Fandom is a strange thing. It is a love for a thing or a person that can border on obsessive so that the fan wants to smother the thing or creator with their devotion. The fandom, the love, becomes more important than why it was created, what it might mean, and who made it.
It’s the personal connection one has that is more important.
That is all-consuming.
We want so desperately to be seen, to be heard, to be felt and when we feel any of those things by someone we admire, or by an art we love, we want to smother it.
Consume it.
And as soon as it fails to live up to the pedestal we built for it, we’re more than happy to tear it all down.
We’re having a moment right now.
That’s clear.
You are seeing it with live performances, where people want to be part of the show. They want to be part of the spectacle. You see it at theater productions where people are scream-singing. Where they are making scenes. And you are seeing it at concerts where people are throwing things on stage at the performers, or are paying hundreds and hundreds of dollars to be at an event being hyped as not to miss.
When at shows we spend more time filming them than experiencing them, often making sure to stop to shoot some footage that shows ourselves as well, so we can prove we are a part of the show.
There’s a brokenness to all of it.
Something spurred by Covid but which was always there.
Expensive concerts are not new, they were just never this expensive. It’s a mix of huge performers making rare tours and having shows as big as their imaginations. The days of a band taking a stage, playing some meaningful music, and calling it good, feel almost over. Everyone is expected to have a SHOW, a PERFORMANCE. It’s not enough to play the music live. You have to make us all part of it. Have to have a stage show.
Which is funny because I saw Iron Maiden in 1992 and they had those things, they had a big show, they had a STAGE show, and it was amazing.
Again, none of this is new.
It’s our DEMAND and need that is new and that the performers are happy to oblige as some are able to create whatever their hearts desire.
There’s an argument to be made that by making things so outlandishly big that the music takes second stage.
Maybe.
Maybe not.
I think it can serve as an extension of the music, like a video.
It’s just that we’re so desperate to feel after Covid that everything is hyper-focused for us.
We can’t just be fans we have to be FANS.
We have to be the best fans.
The most dedicated and loyal.
Because we want to be seen.
Even even just by other fans.
Music itself is such an emotional art and can be so personal that it makes sense. It often says what we feel and cannot put into words. When someone does that, it feels special. And it feels as if they are speaking to us.
But we can be so ugly too.
Crying SELL OUT when someone we like gets popular.
Making fun of them when they fail to live up to our personal expectations.
We saw Tori Amos last night and it was amazing.
She was amazing.
It’s fascinating to see an artist that is legendary but has rarely gotten radio play. She, like so many, has made herself.
While she never had the breakthrough that Taylor Swift or others have had, she is beloved by her rabid fandom. I cannot imagine that pressure, even at that level. To have fans constantly asking for this, requesting that, and needing these.
To keep feeding a beast that is never full.
It’s a balancing act few can keep up – to be intimate with the fandom yet keep your distance.
To keep enough of your personal life behind curtains so as to shelter yourself and retain some mystery.
We may want everything, every last detail of your life, every morsel of it, but we don’t deserve it.
And those same fans can turn catty and caustic, dissecting every album, every performance, and every interview.
Judging their looks, and sound, and how they played something.
The thing is though that the same fans that scream and cry at the shows, so moved by the performance or music, are the ones that are throwing things at the performers and pushing past boundaries.
I saw Nirvana on their last tour and someone threw a show and hit singer Kurt Cobain in the face.
Why would you do that?
Because.
That’s why.
You don’t pay the kind of money, even back then, that you do to attend a concert to be a jerk.
That’s idiocy.
No.
Fans want to be seen, they want attention, and like a toddler still learning self-control, they give in to whims and notions. It’s the idea of throwing flowers or tokens of affection on stage, taken too far.
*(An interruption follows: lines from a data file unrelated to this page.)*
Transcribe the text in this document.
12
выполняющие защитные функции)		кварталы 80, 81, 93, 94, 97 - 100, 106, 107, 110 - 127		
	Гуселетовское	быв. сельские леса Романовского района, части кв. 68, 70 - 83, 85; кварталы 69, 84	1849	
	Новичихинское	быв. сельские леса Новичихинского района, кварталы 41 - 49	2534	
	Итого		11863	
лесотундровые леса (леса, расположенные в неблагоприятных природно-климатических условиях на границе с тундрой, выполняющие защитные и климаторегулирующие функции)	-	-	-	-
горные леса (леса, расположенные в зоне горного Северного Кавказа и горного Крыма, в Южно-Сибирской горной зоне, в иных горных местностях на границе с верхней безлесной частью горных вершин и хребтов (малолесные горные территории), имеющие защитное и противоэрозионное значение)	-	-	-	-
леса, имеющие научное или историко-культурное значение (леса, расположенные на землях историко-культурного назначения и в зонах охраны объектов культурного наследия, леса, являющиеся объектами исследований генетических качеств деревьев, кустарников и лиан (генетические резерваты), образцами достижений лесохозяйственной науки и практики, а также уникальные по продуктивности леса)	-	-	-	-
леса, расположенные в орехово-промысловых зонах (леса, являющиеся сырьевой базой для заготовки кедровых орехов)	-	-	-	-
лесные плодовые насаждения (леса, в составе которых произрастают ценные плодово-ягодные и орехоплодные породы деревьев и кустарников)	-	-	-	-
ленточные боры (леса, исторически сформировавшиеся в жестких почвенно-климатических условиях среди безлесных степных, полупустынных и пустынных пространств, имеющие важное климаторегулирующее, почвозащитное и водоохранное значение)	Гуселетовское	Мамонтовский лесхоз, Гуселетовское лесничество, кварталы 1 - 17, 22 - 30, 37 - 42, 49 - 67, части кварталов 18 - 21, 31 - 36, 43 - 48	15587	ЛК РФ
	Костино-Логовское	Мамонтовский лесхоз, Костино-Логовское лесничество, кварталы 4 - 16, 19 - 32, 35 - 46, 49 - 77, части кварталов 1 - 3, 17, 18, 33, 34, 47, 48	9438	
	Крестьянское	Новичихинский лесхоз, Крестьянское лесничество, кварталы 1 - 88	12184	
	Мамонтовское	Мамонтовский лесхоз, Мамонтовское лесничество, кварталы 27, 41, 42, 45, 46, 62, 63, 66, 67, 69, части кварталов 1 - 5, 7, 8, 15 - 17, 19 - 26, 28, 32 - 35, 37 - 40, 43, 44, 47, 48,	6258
Because we don’t understand limits anymore.
And we don’t respect the boundaries of the famous.
We think we possess them.
Own them.
We think they are their brand and that as consumers, we have a right to it.
To them.
Humans are in a strange place.
We are caustically sick in our hearts and feelings and are trying to force things to mean more than maybe they do.
It’s normal to take pictures at a show but filming the entire thing, while not new, is robbing yourself of that intimacy and performance you were so desperate for.
You are ruining the vibe.
It’s as if you are making a sex tape of the performance.
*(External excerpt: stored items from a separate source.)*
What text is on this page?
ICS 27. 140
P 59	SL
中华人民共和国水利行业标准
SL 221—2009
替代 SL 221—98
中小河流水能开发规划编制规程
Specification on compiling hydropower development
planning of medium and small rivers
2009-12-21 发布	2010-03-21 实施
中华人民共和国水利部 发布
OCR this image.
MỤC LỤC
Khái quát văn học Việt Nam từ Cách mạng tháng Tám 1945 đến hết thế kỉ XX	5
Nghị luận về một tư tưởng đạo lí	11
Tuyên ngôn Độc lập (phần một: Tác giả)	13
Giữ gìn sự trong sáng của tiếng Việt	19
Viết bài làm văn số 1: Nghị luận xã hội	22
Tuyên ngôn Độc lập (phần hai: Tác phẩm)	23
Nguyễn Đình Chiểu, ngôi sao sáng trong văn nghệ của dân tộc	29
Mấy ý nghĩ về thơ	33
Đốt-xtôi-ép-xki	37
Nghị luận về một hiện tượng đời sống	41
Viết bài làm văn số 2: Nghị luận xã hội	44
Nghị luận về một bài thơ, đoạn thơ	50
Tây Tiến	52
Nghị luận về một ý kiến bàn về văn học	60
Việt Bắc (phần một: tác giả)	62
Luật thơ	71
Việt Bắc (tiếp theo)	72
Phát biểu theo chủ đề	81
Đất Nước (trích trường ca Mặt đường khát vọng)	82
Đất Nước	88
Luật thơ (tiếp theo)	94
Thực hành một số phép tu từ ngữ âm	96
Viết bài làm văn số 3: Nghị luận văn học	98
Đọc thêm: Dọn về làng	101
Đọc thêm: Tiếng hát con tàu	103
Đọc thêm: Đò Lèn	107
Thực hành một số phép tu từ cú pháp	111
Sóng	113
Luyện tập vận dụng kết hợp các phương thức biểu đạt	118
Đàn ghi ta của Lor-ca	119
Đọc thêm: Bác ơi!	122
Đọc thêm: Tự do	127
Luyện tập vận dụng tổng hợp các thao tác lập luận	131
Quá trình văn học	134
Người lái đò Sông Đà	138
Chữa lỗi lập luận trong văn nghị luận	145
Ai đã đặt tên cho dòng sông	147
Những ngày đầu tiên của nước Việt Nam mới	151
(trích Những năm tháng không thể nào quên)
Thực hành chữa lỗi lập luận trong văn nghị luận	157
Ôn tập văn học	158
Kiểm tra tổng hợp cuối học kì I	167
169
You want to possess it, to re-live it, but never really lived it in the first place because you didn’t let yourself experience it.
Live shows, like love and everything good, are ephemeral and that is what makes them special.
I fear that we are not yet at the worst of our behavior yet.
We can get worse.
We have seen the worst, randomly, but we’re seeing more and more boundaries crossed, and more outrageous behavior and in the end, it will simply take the performers away from us and put them behind plexiglass for their safety, thus robbing us of some of that intimacy we craved.
It’s the human way though.
We can’t help ourselves but to try to consume that which we love, even if it makes us sick in the end.